The full floating bearings have only two bearing shells per crankshaft rod journal. The steel "backer" is
actually in the middle of each shell, with bearing material on all sides except for the parting lines.
These bearings are free to spin in their rods, as well as on the rod journal. Any one of the three surfaces may sieze without causing rod failure. Other engines have used this design feature, but none are as popular or populous as our V8's. Some of the early fuel burning dragster Chrysler Hemis were converted to full floating rod bearings to lower friction and enhance
The 1932-38 rod bearings had thrust flanges on their sides. These were used with rods that did not usually have a consistent forging number. The Ford part number prefix for these bearing is usually 48. the standard journal size is 1.998 - 1.999"
Perhaps because end thrust on rods should not be very large force, this was eliminated on the 1938 and newer rod bearings.
The 1938 - 1946 (?), 221 cu in engine, rods used bearings with the prefix
81A. They had bearing alloy on their end thrust faces but no flange. The rods that they were used with had forging numbers 21A and 91A. These may be used interchangeably; the weight ranges are similar. The standard journal size is also 1.998" - 1.999". These are the rods that most flathead stroker crankshafts use.
The 1939-48 239 cu in engine engine rods had forging numbers of 29A and 99A.
These forgings may also be used interchangeably. These rods and the 1949-53 rods can not be used without modification in 3-1/16" bore blocks. The bearings that they use have the Ford prefix 99A. The standard journal size is 2.138-2.139".
In 1949, the rods changed again to the more common insert type. This required new forgings, the 8BA.
These were made with no squirt holes, or with squirt holes in either of two locations. The rod journals stayed the same dimensions, but they had to have two oil holes, one for each rod bearing.
The rod bearings changed to match, they were much thinner, with locating tangs as an assembly aid. As Ford added and changed squirt hole locations, the aftermarket added holes to the bearings.

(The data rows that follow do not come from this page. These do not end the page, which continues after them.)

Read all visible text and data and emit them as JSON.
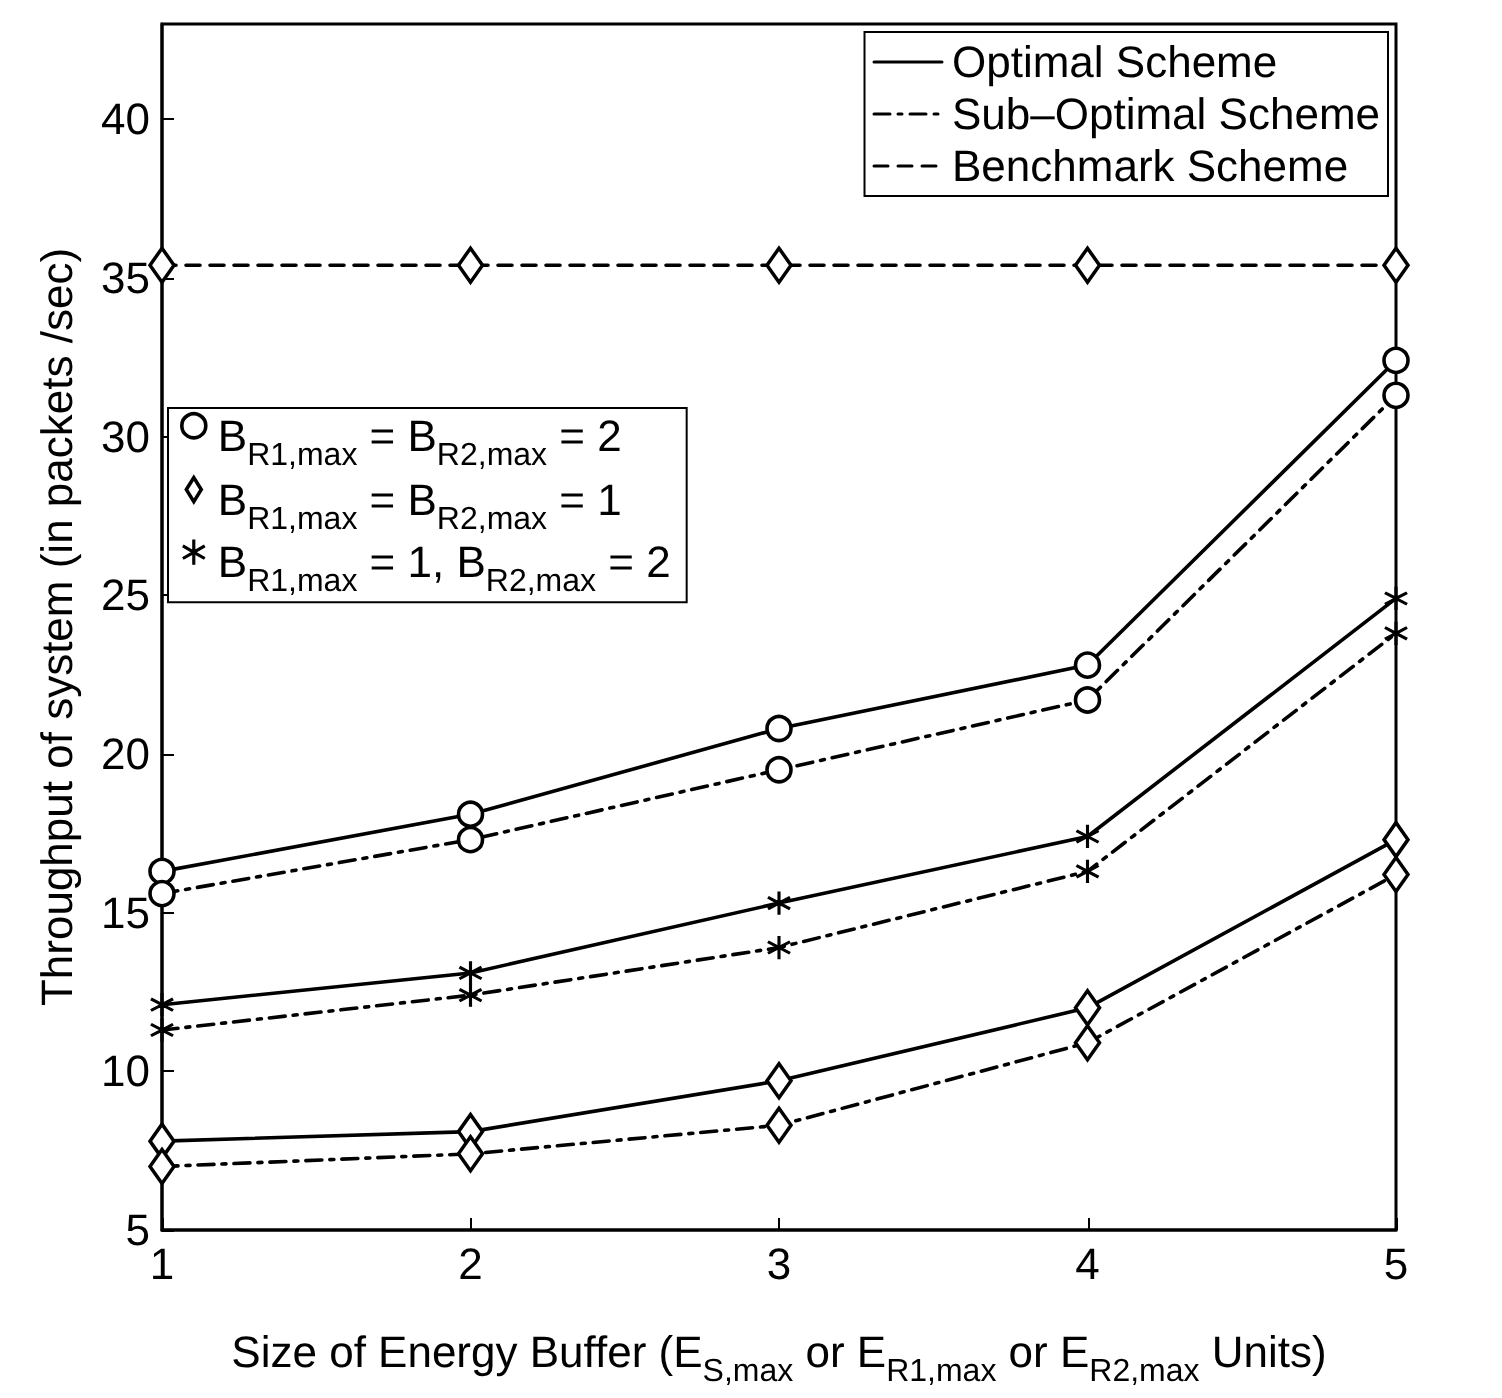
{
  "chart_data": {
    "type": "line",
    "xlabel": "Size of Energy Buffer (E$_{S,max}$ or E$_{R1,max}$ or E$_{R2,max}$ Units)",
    "ylabel": "Throughput of system (in packets /sec)",
    "x": [
      1,
      2,
      3,
      4,
      5
    ],
    "xlim": [
      1,
      5
    ],
    "xticks": [
      1,
      2,
      3,
      4,
      5
    ],
    "ylim": [
      5,
      43
    ],
    "yticks": [
      5,
      10,
      15,
      20,
      25,
      30,
      35,
      40
    ],
    "grid": false,
    "legend": "top right",
    "series": [
      {
        "name": "Optimal Scheme",
        "color": "#000000",
        "marker": "circle",
        "line_style": "solid",
        "values": [
          16.3,
          18.1,
          20.8,
          22.8,
          32.4
        ]
      },
      {
        "name": "B$_{R1,max}$ = B$_{R2,max}$ = 1",
        "color": "#000000",
        "marker": "diamond",
        "line_style": "solid",
        "values": [
          7.8,
          8.1,
          9.7,
          12.0,
          17.3
        ]
      },
      {
        "name": "B$_{R1,max}$ = 1, B$_{R2,max}$ = 2",
        "color": "#000000",
        "marker": "star",
        "line_style": "solid",
        "values": [
          12.1,
          13.1,
          15.3,
          17.4,
          24.9
        ]
      },
      {
        "name": "B$_{R1,max}$ = B$_{R2,max}$ = 2",
        "color": "#000000",
        "marker": "circle",
        "line_style": "dashdot",
        "values": [
          15.6,
          17.3,
          19.5,
          21.7,
          31.3
        ]
      },
      {
        "name": "Sub–Optimal Scheme",
        "color": "#000000",
        "marker": "diamond",
        "line_style": "dashdot",
        "values": [
          7.0,
          7.4,
          8.3,
          10.9,
          16.2
        ]
      },
      {
        "color": "#000000",
        "marker": "star",
        "line_style": "dashdot",
        "values": [
          11.3,
          12.4,
          13.9,
          16.3,
          23.8
        ]
      },
      {
        "name": "Benchmark Scheme",
        "color": "#000000",
        "marker": "diamond",
        "line_style": "dashed",
        "values": [
          35.4,
          35.4,
          35.4,
          35.4,
          35.4
        ]
      }
    ]
  }
}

On the full floating bearing rods, it is important to remember that the ID of the rod big
end is a bearing surface and should be polished. On 8BA rods, a conventional cross hatch is desired to help retain the insert.
Ford used various rod bearing materials. Babbit, sintered bronze, lead silver, and cadmium silver are the ones that I have seen. Ford also made full floating rod bearings in standard, +.004" and +.008" OD. I have never seen the oversize OD bearings made by aftermarket suppliers.
Cam bearings for our flatheads are
micro-babbit on a steel back. The front and rear are same.
They are a medium press fit in their bores in the block. This means that their installed ID is different than their free ID and varies somewhat depending on the exact size of their bores in the block.
They each need to be installed with their oil holes lined up with those in the block. In addition, the rear cam bearing must be installed with its larger hole lined up with the fuel pump pushrod bore. If you
neglect this, you will always be forced to run an electric fuel pump.
Cam bearing are available standard (for a 1.796-1.797") journal, and .010", .020", and .030" undersize. If you have poor oil pressure hot in a fresh engine, you might have an undersize cam on standard bearings.
Ford made some blocks with oversize cam bearing bores, usually +.080".
Ford also made some 1934 blocks with no provision for cam bearings; the cam ran in the block directly, much like the Model A.
Some of the flathead racers have run cams on stock or larger cam bearing bores to get a larger base circle on high lift cam lobes. Perhaps because of higher springs forces and rpm, this has not worked well.
Pin bushings may be bronze or bronze on a steel backer. They are usually replaced during overhaul.
bushings are pressed out and new ones pressed in. The steel backed bushings are a much heavier press fit than the solid bronze. The solid bronze bushings are swedged (or formed) into the eye of the rod.
Either type is then fit to the piston pin, usually by honing, but possibly by boring. In the old days this was done with a reamer. The recommended clearance is .0003" to .0005". Pistons pins vary at least much.
Give your machinist a couple of pins to fit your bushings to if you are having this done.